橋梁長寿命化修繕計画 一巡目補修対象713橋中266橋に着手済み
床版防水 複合防水工法の導入を進めていく
――橋梁の長寿命化修繕計画にもとづいた対策の進捗状況についてお答えください。また具体的な損傷状況と補修補強内容についても例を挙げてください
曳地 2020年末の状況で申し上げますと、1巡目(2014~18年度)の点検結果で判定区分Ⅲ以上と診断された橋梁713橋のうち266橋に着手済みで、129橋を完了しています。未着手は447橋です。コンクリート部材については、剥離・鉄筋露出に対する断面修復、鋼部材については、腐食に対する塗装等が主な対策です。健全性の診断Ⅲ以上の橋梁本体の補修については、次回の法点検(5年後)までに補修を行えるよう、計画的に補修を進めていきます。
――県が管理する橋梁における床版防水の施工状況(コンクリート床版を有する全橋梁に占める施工済み割合などが分かれば)、今後の施工方針、採用する工法などを教えていただけましたら幸いです
曳地 床版防水の施工状況については、高浸透型防水材とアスファルト加熱型塗膜防水材を併用する橋面複合防水工法の導入を進めていきます。
――支承取り換えや、ジョイントの取り替えおよびノージョイント化について今年度の施工予定個所数と取替える際の工法・種類をお答え下さい
曳地 支承取り換え予定は6橋、ジョイント取り換え予定は5橋です。
――塩害、ASRなどによる劣化の有無。劣化があればどのような形で出ているか(劣化部位やその劣化程度、面積)、またその対策工法などを具体的な橋梁などを挙げてお答えください
曳地 塩害、アルカリ骨材反応による劣化はひびわれが下部工などで見られます。断面修復工で補修していく予定です。
塗替え 2021年度は10橋で施工予定
PCB調査は今年度に完了予定
――2020年度の鋼橋塗替え実施(橋数)と、2021年度の見込み(同)はまた塗替えの際の全体的・部分的な用途でもいいので溶射など新しい重防食の採用などについてもお答えください
曳地 2020年度は5橋で実施しました。2021年度は10橋を予定しています。新しい重防食については検討していきます。
塗替え施工例
――PCBや昨年の厚生労働省・国土交通省から2014年5月30日にでた文書を受けて、鉛など有害物を含有する既存塗膜の処理についてどのような方策をとっているのか教えてください
曳地 PCBについては2019~21年度に調査を実施します。
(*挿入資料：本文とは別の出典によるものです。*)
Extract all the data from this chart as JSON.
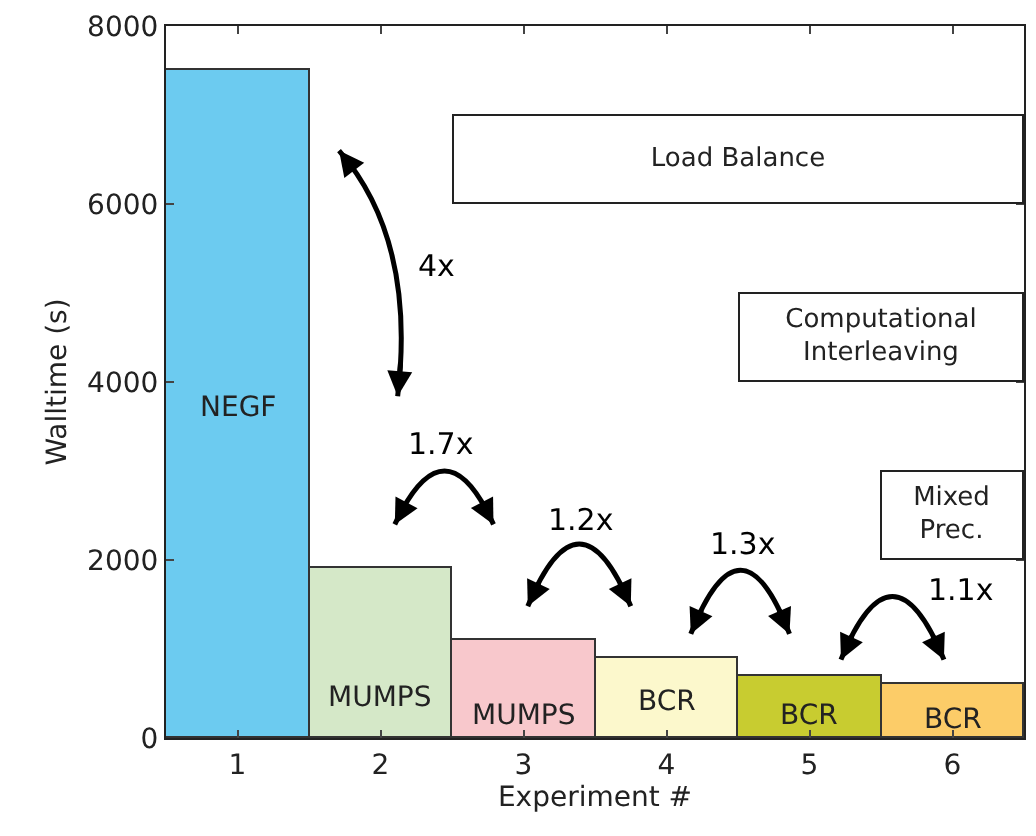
{
  "chart_data": {
    "type": "bar",
    "xlabel": "Experiment #",
    "ylabel": "Walltime (s)",
    "categories": [
      "1",
      "2",
      "3",
      "4",
      "5",
      "6"
    ],
    "values": [
      7500,
      1900,
      1100,
      900,
      700,
      600
    ],
    "colors": [
      "#6ccbf0",
      "#d5e8c8",
      "#f8c8cc",
      "#fcf8cc",
      "#c8cc30",
      "#fccc68"
    ],
    "ylim": [
      0,
      8000
    ],
    "yticks": [
      0,
      2000,
      4000,
      6000,
      8000
    ],
    "annotations": [
      "Load Balance",
      "Computational\nInterleaving",
      "Mixed\nPrec.",
      "4x",
      "1.7x",
      "1.2x",
      "1.3x",
      "1.1x",
      "NEGF",
      "MUMPS",
      "MUMPS",
      "BCR",
      "BCR",
      "BCR"
    ]
  }
}
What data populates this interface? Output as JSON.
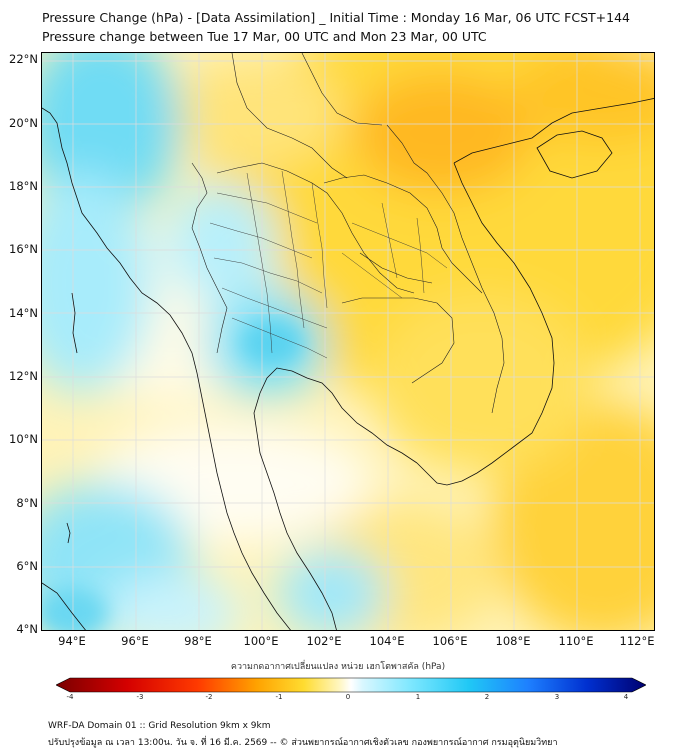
{
  "header": {
    "title": "Pressure Change (hPa) - [Data Assimilation] _ Initial Time : Monday 16 Mar, 06 UTC FCST+144",
    "subtitle": "Pressure change between Tue 17 Mar, 00 UTC and Mon 23 Mar, 00 UTC"
  },
  "map": {
    "lat_labels": [
      "22°N",
      "20°N",
      "18°N",
      "16°N",
      "14°N",
      "12°N",
      "10°N",
      "8°N",
      "6°N",
      "4°N"
    ],
    "lon_labels": [
      "94°E",
      "96°E",
      "98°E",
      "100°E",
      "102°E",
      "104°E",
      "106°E",
      "108°E",
      "110°E",
      "112°E"
    ],
    "lat_range": [
      4,
      22.3
    ],
    "lon_range": [
      93,
      112.5
    ],
    "grid": true,
    "colors": {
      "negative_strong": "#8b0000",
      "negative_mid": "#ff2a00",
      "negative_weak": "#ffd700",
      "neutral": "#ffffff",
      "positive_weak": "#7fe8ff",
      "positive_mid": "#1e90ff",
      "positive_strong": "#00008b"
    }
  },
  "colorbar": {
    "title": "ความกดอากาศเปลี่ยนแปลง หน่วย เฮกโตพาสคัล (hPa)",
    "range": [
      -4,
      4
    ],
    "ticks": [
      "-4",
      "-3",
      "-2",
      "-1",
      "0",
      "1",
      "2",
      "3",
      "4"
    ]
  },
  "footer": {
    "line1": "WRF-DA Domain 01 :: Grid Resolution 9km x 9km",
    "line2": "ปรับปรุงข้อมูล ณ เวลา 13:00น. วัน จ. ที่ 16 มี.ค. 2569 -- © ส่วนพยากรณ์อากาศเชิงตัวเลข กองพยากรณ์อากาศ กรมอุตุนิยมวิทยา"
  }
}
その他鉛等有害物質等は塗装時に確認し、含有されていれば除去しています。
――加えて、耐候性鋼材を採用した橋梁で錆による劣化・損傷が報告されている事例が出てきていますが、県では採用事例が何橋あり、現状どのような健全度を示しているのか教えてください
曳地 福島県で管理している耐候性鋼材を使用した鋼橋において、健全性Ⅲ以上の劣化・損傷は確認されていません。
――全国的に異常気象などによる土砂災害が相次いでいますが、県として道路に面する斜面や、古い法面などをどのように補強・補修して道路を守っていくのか具体的な事例や計画などがございましたら教えてください
曳地 災害に強い道路ネットワーク構築を実現し防災機能の強化を図るため、落石防護柵等の落石対策や法枠工等による法面対策について、緊急輸送路や落石発生状況などを考慮した優先順位を設定し、計画的に実施しております。
剥離等の激しい法面に関しては、吹直しや法枠工設置など増強工事を実施し、予防保全に努めております。
防災点検 要対策2,233箇所中、2020年度末で998箇所の対策が完了
――実際の対象箇所数と対策状況(進捗数・率)は
曳地 毎年実施している防災点検により、落石等の恐れのある箇所は4,570箇所、そのうち要対策箇所は2,233箇所存在することを確認しております。2020年度末時点においては、約45%にあたる998箇所の対策が完了しております。
――新技術や、コスト縮減策または県独自の新技術・新材料などの活用について
曳地 施設の損傷や劣化の把握など、新技術の導入により点検の効率化や高度化を図りながら、予防保全の考え方に基づいた道路施設の維持管理に取り組んでいきます。
――橋梁の架替や大規模修繕、トンネルの点検状況、トンネルやのり面について橋梁のような長寿命化修繕計画を企図した補修補強計画の進捗状況を教えてください
曳地 トンネルについては、長寿命化修繕計画を策定済みです。判定区分Ⅲ(早期措置段階)箇所への対応を完了次第、予防保全型維持管理への転換を図る予定です。
のり面については、道路防災総点検や定期点検で要対策と評価された箇所を、優先度や緊急性に応じ、計画的に解消を目指しております。